L'Ifremer tire une alarme majeure sur l'impact du réchauffement climatique sur les ressources halieutiques françaises
L'Institut français de recherche pour l'exploitation de la mer (Ifremer) a publié un rapport alarmant mardi, mettant en lumière les conséquences potentiellement désastreuses du réchauffement climatique sur les ressources halieutiques françaises. Selon cette étude exhaustive, la biomasse de poissons pourrait être réduite d'un quart dans les eaux françaises d'ici la fin du siècle si les tendances actuelles se poursuivent.

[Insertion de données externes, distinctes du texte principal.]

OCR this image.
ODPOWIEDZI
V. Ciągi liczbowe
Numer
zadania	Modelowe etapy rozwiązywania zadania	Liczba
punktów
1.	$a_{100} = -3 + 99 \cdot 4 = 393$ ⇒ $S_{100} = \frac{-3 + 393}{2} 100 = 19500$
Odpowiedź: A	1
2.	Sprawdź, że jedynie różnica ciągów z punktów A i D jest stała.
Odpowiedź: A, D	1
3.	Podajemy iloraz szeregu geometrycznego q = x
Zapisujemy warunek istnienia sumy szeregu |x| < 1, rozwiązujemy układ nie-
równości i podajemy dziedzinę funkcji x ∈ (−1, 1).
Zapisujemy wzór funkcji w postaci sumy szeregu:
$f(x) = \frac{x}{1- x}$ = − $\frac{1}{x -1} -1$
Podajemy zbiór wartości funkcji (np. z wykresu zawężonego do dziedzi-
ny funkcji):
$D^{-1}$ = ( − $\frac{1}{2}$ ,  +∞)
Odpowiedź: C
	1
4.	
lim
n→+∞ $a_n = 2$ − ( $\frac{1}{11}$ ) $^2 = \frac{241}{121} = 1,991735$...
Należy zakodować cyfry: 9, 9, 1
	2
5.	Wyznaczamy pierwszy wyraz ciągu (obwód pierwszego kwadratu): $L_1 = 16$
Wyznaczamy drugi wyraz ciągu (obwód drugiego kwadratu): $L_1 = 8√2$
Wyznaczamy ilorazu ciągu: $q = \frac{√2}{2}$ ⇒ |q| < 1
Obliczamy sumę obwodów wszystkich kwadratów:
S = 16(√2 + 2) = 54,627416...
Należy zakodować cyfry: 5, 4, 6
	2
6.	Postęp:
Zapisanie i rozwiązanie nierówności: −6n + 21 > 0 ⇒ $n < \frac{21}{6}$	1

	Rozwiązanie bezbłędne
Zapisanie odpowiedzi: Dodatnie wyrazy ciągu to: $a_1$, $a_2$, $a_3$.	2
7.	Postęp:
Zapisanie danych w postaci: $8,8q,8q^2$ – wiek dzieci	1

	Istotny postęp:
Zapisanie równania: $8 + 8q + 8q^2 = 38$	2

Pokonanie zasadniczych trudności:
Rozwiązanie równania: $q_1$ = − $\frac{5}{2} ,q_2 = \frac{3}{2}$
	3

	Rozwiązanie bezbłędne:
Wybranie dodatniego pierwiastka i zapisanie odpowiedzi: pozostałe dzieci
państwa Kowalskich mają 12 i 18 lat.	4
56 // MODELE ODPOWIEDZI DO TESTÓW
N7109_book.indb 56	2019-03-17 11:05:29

Des projections inquiétantes pour la pêche française
Ce rapport, qui synthétise les connaissances scientifiques sur l'impact du changement climatique, révèle que la baisse estimée de biomasse au niveau mondial pourrait atteindre 30% d'ici 2100 selon les scénarios climatiques les plus pessimistes. Pour la France, les projections sont particulièrement préoccupantes :
- Des pertes moyennes de biomasse estimées entre 5 et 8% d'ici le milieu du siècle
- Une réduction pouvant atteindre 23% à la fin du siècle dans un scénario de réchauffement à 4°C
- Une diminution progressive qui menace directement la viabilité de la pêche professionnelle
Les débarquements de poissons en France hexagonale illustrent déjà cette tendance inquiétante, avec seulement 306 000 tonnes en 2024 contre près de 500 000 tonnes au début des années 2000.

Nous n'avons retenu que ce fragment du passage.